Zephirin Koloko, Directeur de Publication du Journal L’avenir dans son éditorial de ce jour, explique la réticence de Paul Biya à procéder au remaniement ministériel. Il estime qu’un changement de gouvernement avant la présidentielle de 2025 est inopportune.
Conscients de la fébrilité qui anime cette dernière catégorie, quelques francs-tireurs sont depuis lors spécialisés sur les réseaux sociaux dans la publication de nouveaux gouvernements, tels de ballots d’essais, sans que jamais leurs fantasmes et élucubrations ne daignent attirer l’attention du sommet de l’État.

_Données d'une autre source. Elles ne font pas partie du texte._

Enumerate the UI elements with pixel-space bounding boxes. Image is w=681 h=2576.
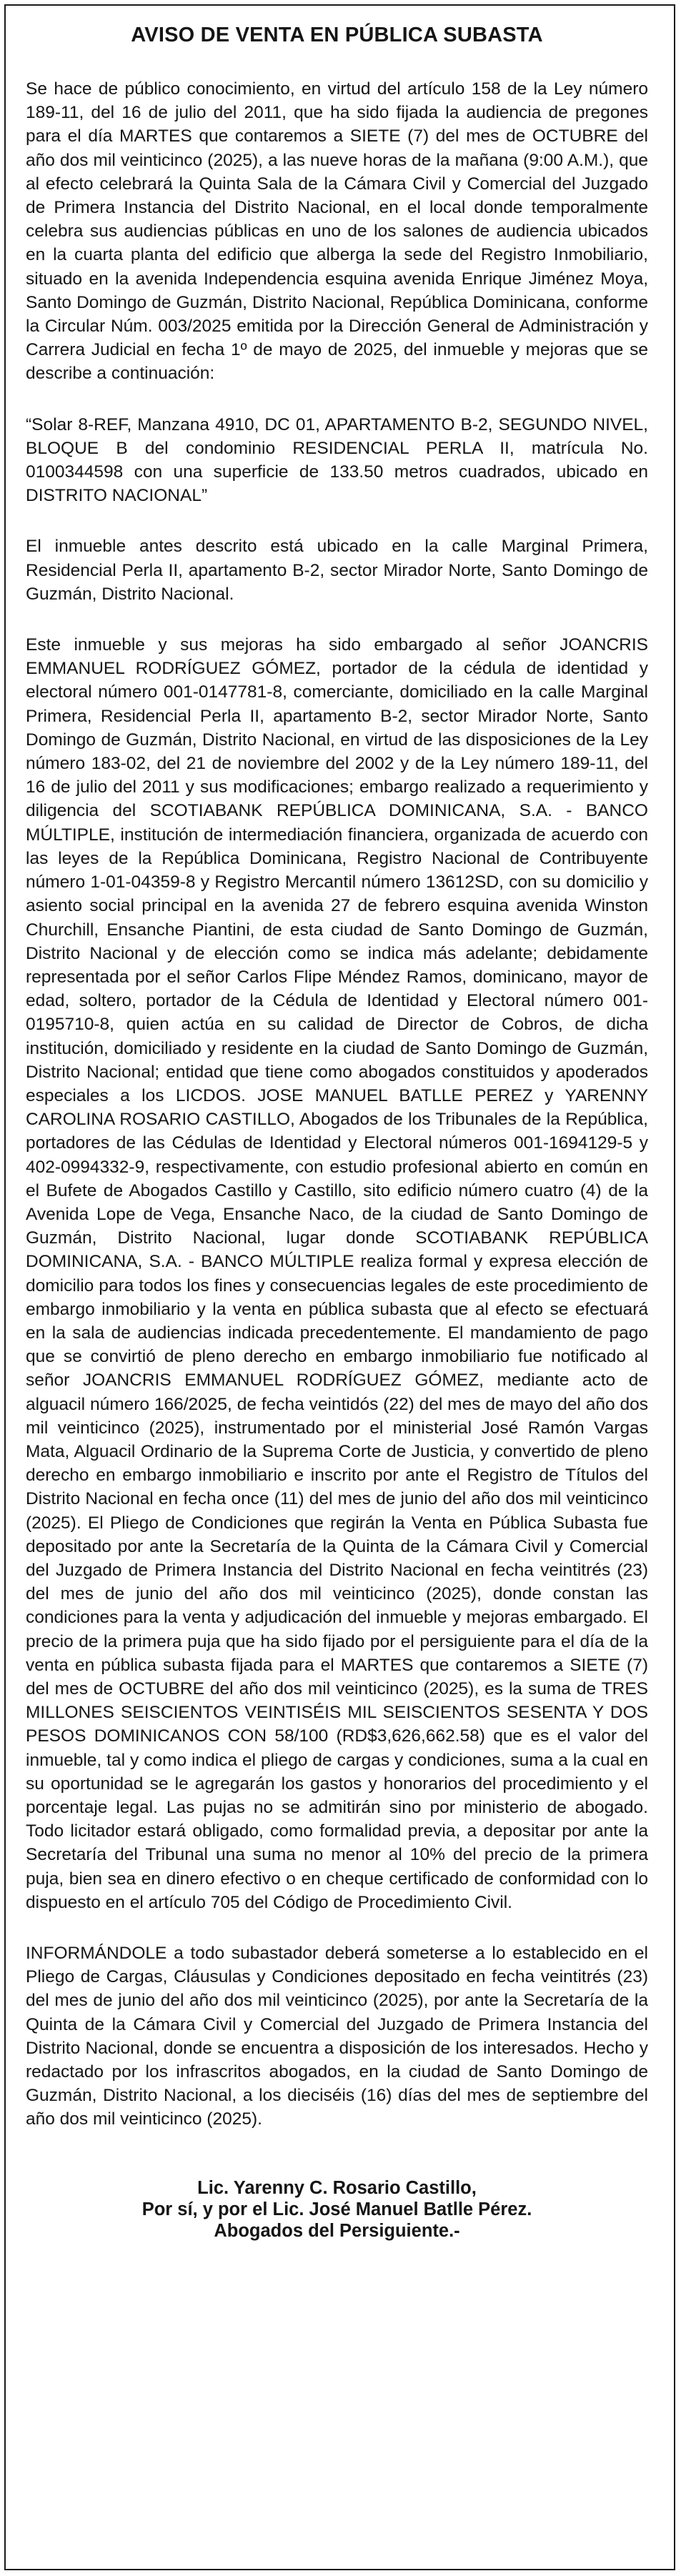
notice-title: AVISO DE VENTA EN PÚBLICA SUBASTA <box>131 24 543 46</box>
notice-paragraph-seizure-details: Este inmueble y sus mejoras ha sido embargado al señor JOANCRIS EMMANUEL RODRÍGUEZ GÓMEZ, portador de la cédula de identidad y electoral número 001-0147781-8, comerciante, domiciliado en la calle Marginal Primera, Residencial Perla II, apartamento B-2, sector Mirador Norte, Santo Domingo de Guzmán, Distrito Nacional, en virtud de las disposiciones de la Ley número 183-02, del 21 de noviembre del 2002 y de la Ley número 189-11, del 16 de julio del 2011 y sus modificaciones; embargo realizado a requerimiento y diligencia del SCOTIABANK REPÚBLICA DOMINICANA, S.A. - BANCO MÚLTIPLE, institución de intermediación financiera, organizada de acuerdo con las leyes de la República Dominicana, Registro Nacional de Contribuyente número 1-01-04359-8 y Registro Mercantil número 13612SD, con su domicilio y asiento social principal en la avenida 27 de febrero esquina avenida Winston Churchill, Ensanche Piantini, de esta ciudad de Santo Domingo de Guzmán, Distrito Nacional y de elección como se indica más adelante; debidamente representada por el señor Carlos Flipe Méndez Ramos, dominicano, mayor de edad, soltero, portador de la Cédula de Identidad y Electoral número 001-0195710-8, quien actúa en su calidad de Director de Cobros, de dicha institución, domiciliado y residente en la ciudad de Santo Domingo de Guzmán, Distrito Nacional; entidad que tiene como abogados constituidos y apoderados especiales a los LICDOS. JOSE MANUEL BATLLE PEREZ y YARENNY CAROLINA ROSARIO CASTILLO, Abogados de los Tribunales de la República, portadores de las Cédulas de Identidad y Electoral números 001-1694129-5 y 402-0994332-9, respectivamente, con estudio profesional abierto en común en el Bufete de Abogados Castillo y Castillo, sito edificio número cuatro (4) de la Avenida Lope de Vega, Ensanche Naco, de la ciudad de Santo Domingo de Guzmán, Distrito Nacional, lugar donde SCOTIABANK REPÚBLICA DOMINICANA, S.A. - BANCO MÚLTIPLE realiza formal y expresa elección de domicilio para todos los fines y consecuencias legales de este procedimiento de embargo inmobiliario y la venta en pública subasta que al efecto se efectuará en la sala de audiencias indicada precedentemente. El mandamiento de pago que se convirtió de pleno derecho en embargo inmobiliario fue notificado al señor JOANCRIS EMMANUEL RODRÍGUEZ GÓMEZ, mediante acto de alguacil número 166/2025, de fecha veintidós (22) del mes de mayo del año dos mil veinticinco (2025), instrumentado por el ministerial José Ramón Vargas Mata, Alguacil Ordinario de la Suprema Corte de Justicia, y convertido de pleno derecho en embargo inmobiliario e inscrito por ante el Registro de Títulos del Distrito Nacional en fecha once (11) del mes de junio del año dos mil veinticinco (2025). El Pliego de Condiciones que regirán la Venta en Pública Subasta fue depositado por ante la Secretaría de la Quinta de la Cámara Civil y Comercial del Juzgado de Primera Instancia del Distrito Nacional en fecha veintitrés (23) del mes de junio del año dos mil veinticinco (2025), donde constan las condiciones para la venta y adjudicación del inmueble y mejoras embargado. El precio de la primera puja que ha sido fijado por el persiguiente para el día de la venta en pública subasta fijada para el MARTES que contaremos a SIETE (7) del mes de OCTUBRE del año dos mil veinticinco (2025), es la suma de TRES MILLONES SEISCIENTOS VEINTISÉIS MIL SEISCIENTOS SESENTA Y DOS PESOS DOMINICANOS CON 58/100 (RD$3,626,662.58) que es el valor del inmueble, tal y como indica el pliego de cargas y condiciones, suma a la cual en su oportunidad se le agregarán los gastos y honorarios del procedimiento y el porcentaje legal. Las pujas no se admitirán sino por ministerio de abogado. Todo licitador estará obligado, como formalidad previa, a depositar por ante la Secretaría del Tribunal una suma no menor al 10% del precio de la primera puja, bien sea en dinero efectivo o en cheque certificado de conformidad con lo dispuesto en el artículo 705 del Código de Procedimiento Civil. <box>26 635 648 1912</box>
notice-paragraph-hearing: Se hace de público conocimiento, en virtud del artículo 158 de la Ley número 189-11, del 16 de julio del 2011, que ha sido fijada la audiencia de pregones para el día MARTES que contaremos a SIETE (7) del mes de OCTUBRE del año dos mil veinticinco (2025), a las nueve horas de la mañana (9:00 A.M.), que al efecto celebrará la Quinta Sala de la Cámara Civil y Comercial del Juzgado de Primera Instancia del Distrito Nacional, en el local donde temporalmente celebra sus audiencias públicas en uno de los salones de audiencia ubicados en la cuarta planta del edificio que alberga la sede del Registro Inmobiliario, situado en la avenida Independencia esquina avenida Enrique Jiménez Moya, Santo Domingo de Guzmán, Distrito Nacional, República Dominicana, conforme la Circular Núm. 003/2025 emitida por la Dirección General de Administración y Carrera Judicial en fecha 1º de mayo de 2025, del inmueble y mejoras que se describe a continuación: <box>26 79 648 384</box>
notice-paragraph-bidder-information: INFORMÁNDOLE a todo subastador deberá someterse a lo establecido en el Pliego de Cargas, Cláusulas y Condiciones depositado en fecha veintitrés (23) del mes de junio del año dos mil veinticinco (2025), por ante la Secretaría de la Quinta de la Cámara Civil y Comercial del Juzgado de Primera Instancia del Distrito Nacional, donde se encuentra a disposición de los interesados. Hecho y redactado por los infrascritos abogados, en la ciudad de Santo Domingo de Guzmán, Distrito Nacional, a los dieciséis (16) días del mes de septiembre del año dos mil veinticinco (2025). <box>26 1944 648 2129</box>
notice-paragraph-property-location: El inmueble antes descrito está ubicado en la calle Marginal Primera, Residencial Perla II, apartamento B-2, sector Mirador Norte, Santo Domingo de Guzmán, Distrito Nacional. <box>26 537 648 604</box>
signature-line-role: Abogados del Persiguiente.- <box>214 2220 460 2241</box>
legal-notice <box>4 4 675 2570</box>
signature-line-name: Lic. Yarenny C. Rosario Castillo, <box>197 2177 477 2198</box>
notice-paragraph-property-description: “Solar 8-REF, Manzana 4910, DC 01, APARTAMENTO B-2, SEGUNDO NIVEL, BLOQUE B del condominio RESIDENCIAL PERLA II, matrícula No. 0100344598 con una superficie de 133.50 metros cuadrados, ubicado en DISTRITO NACIONAL” <box>26 414 648 506</box>
signature-block <box>26 2177 648 2242</box>
signature-line-on-behalf: Por sí, y por el Lic. José Manuel Batlle Pérez. <box>141 2199 532 2219</box>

C’est l’occasion pour nous de rappeler fort opportunément que très souvent, lorsque le gouvernement est en fonction depuis un certain temps (généralement les deux tiers de son mandat), son chef peut décider, pour redonner du souffle à son action politique, de remplacer certains ministres dans des domaines peu exploités au cours de la mandature. Ce type de remaniement peut permettre d’exclure des membres contestés, sans pour autant le faire sous la pression de l’impopularité.
Cependant, qui connaît le Sphinx d’Etoudi ne peut ignorer son penchant pour le malin plaisir qu’il tire à faire durer le suspens et à surprendre.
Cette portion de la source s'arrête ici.